During the Second World War, William Joyce, who as Lord Haw-Haw broadcast Nazi propaganda from Germany to the UK, questioned Watford Borough Council why the clock was two minutes slow . Meanwhile British military forces carried out defensive exercises in case German invading forces ever stormed the town hall.

In 1971 the Watford Peace Memorial, which had originally been constructed outside the Peace Memorial Hospital, was moved to a location on the Parade just outside the building.

The town hall remains the headquarters of Watford Borough Council.

===Redevelopment===
In August 2019, Watford Borough Council initiated a public consultation on a rejuvenation plan which could see the area around the town hall being turned into a "cultural hub" and the town hall itself being converted into a hotel. The council indicated that, while the rest of the building might be redeveloped, the council chamber and committee rooms would be kept in their current use.

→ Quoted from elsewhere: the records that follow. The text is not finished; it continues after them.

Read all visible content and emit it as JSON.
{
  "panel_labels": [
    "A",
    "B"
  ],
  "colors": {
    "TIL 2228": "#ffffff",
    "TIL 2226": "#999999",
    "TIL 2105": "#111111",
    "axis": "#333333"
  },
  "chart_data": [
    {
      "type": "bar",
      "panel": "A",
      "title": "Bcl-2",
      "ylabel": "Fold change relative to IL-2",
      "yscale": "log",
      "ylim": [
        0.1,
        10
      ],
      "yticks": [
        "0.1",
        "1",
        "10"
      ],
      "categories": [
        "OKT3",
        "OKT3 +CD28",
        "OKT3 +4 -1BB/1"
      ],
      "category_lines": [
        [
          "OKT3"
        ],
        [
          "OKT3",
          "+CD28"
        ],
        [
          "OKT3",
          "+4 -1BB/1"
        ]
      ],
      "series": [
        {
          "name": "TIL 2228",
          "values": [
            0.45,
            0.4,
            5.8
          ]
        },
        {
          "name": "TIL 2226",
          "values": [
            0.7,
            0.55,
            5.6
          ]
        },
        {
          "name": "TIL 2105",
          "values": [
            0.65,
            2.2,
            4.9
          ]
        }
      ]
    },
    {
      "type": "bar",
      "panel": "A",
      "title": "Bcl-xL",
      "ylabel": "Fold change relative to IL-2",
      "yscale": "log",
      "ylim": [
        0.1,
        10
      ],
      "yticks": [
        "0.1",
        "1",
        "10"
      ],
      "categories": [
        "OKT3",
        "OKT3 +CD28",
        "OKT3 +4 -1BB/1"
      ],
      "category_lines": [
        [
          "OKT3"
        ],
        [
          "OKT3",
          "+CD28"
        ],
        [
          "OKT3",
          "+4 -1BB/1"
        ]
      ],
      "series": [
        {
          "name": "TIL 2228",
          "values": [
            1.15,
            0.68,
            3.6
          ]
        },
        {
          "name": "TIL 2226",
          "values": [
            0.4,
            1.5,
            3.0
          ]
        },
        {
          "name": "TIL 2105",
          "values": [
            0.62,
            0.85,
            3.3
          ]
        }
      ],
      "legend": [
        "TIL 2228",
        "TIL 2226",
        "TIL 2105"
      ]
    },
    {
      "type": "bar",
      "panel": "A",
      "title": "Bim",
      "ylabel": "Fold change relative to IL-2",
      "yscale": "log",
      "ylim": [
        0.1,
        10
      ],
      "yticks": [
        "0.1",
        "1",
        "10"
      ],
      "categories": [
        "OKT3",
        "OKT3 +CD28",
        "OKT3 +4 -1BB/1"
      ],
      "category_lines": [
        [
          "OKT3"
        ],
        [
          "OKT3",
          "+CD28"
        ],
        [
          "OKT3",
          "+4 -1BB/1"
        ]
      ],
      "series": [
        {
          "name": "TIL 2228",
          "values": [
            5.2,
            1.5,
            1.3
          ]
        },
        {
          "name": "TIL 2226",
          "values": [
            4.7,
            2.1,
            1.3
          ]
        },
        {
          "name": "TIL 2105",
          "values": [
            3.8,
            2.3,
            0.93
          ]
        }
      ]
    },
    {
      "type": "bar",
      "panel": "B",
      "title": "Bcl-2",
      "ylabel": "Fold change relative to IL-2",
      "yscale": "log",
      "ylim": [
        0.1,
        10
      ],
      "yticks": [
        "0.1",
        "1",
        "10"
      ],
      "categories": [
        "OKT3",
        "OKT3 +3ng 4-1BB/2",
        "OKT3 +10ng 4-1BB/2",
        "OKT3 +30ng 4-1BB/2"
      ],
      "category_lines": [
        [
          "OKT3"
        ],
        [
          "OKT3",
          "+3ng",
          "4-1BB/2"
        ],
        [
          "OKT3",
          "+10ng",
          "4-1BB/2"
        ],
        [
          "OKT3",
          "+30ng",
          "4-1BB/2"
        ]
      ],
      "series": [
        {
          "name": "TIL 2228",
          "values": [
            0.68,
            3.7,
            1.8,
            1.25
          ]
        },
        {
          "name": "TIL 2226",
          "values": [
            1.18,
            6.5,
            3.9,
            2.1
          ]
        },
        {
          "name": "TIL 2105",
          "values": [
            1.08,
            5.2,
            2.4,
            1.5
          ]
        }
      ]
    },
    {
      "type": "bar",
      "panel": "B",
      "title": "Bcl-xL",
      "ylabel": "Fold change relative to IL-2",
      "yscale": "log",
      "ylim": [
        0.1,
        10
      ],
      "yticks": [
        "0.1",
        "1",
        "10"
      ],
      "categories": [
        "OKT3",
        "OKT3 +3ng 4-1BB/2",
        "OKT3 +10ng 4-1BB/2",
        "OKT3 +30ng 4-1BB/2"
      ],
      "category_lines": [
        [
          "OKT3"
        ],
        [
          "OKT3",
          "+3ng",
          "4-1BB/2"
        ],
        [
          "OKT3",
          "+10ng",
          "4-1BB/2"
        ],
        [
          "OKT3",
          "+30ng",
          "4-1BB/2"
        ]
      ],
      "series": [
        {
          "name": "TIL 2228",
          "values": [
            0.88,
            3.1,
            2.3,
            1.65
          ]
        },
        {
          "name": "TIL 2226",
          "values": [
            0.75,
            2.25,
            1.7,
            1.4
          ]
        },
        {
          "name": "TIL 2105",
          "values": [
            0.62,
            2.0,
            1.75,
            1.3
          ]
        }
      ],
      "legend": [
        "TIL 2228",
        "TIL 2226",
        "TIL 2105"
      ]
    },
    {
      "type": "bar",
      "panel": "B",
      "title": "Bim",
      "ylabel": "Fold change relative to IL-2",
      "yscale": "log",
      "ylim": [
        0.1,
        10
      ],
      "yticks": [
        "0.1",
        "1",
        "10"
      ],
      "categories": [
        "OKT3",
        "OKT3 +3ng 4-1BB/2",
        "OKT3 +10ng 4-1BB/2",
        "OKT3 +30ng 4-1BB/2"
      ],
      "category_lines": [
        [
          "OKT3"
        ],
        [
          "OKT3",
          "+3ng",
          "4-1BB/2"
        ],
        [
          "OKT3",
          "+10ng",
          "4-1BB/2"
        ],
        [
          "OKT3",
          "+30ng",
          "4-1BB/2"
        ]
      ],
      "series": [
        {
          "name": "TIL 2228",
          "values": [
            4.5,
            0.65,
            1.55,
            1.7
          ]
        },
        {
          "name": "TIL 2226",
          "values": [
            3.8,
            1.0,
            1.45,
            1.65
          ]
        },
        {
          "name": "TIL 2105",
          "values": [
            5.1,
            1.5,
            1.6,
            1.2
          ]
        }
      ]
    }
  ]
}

The Watford Town Hall Quarter scheme is now under way, and involves improvements to the Town Hall and the neighbouring Watford Colosseum and Watford Library, with improved pedestrian and cycling access to Watford High Street and West Herts College. The Museum of Watford is in currently being relocated to the Town Hall building, and the collection is to be organised into three new galleries. The Town Hall Quarter scheme is expected to be completed by 2026/27.

==Architecture==
Cowles-Voysey was the master planner of Watford Town Hall, while John Brandon-Jones was responsible for detailed design work. Historic England records that Watford Town Hall is an "unusually rich and complete surviving town hall of the later 1930s", and considers that its inventive use of neoclassical architecture conveys civic dignity well.

The brick building is noted for its curved concave façade which originally reflected the shape of a large roundabout at the junction of Hempstead and Rickmansworth Roads, prior to the construction of an underpass. The front elevation is topped with a lantern clock tower.

The town hall is noted for its original 1930s interior, with a stone-panelled entrance hall, Imperial staircase and bronze balustrade decorated with stylised female figures. On the first floor, a curved corridor reflects the form of the façade, leading to committee rooms, principal offices and the mayoral suite. The rooms are panelled with wood veneer, and the original light fittings and clocks survive intact. At the rear is the double-height council chamber, which is noted for its original acoustic panels, hardwood panelling, light fittings, and panelled doors. A tapestry panel designed by Anne Brandon-Jones bearing the borough arms is behind the mayoral bench.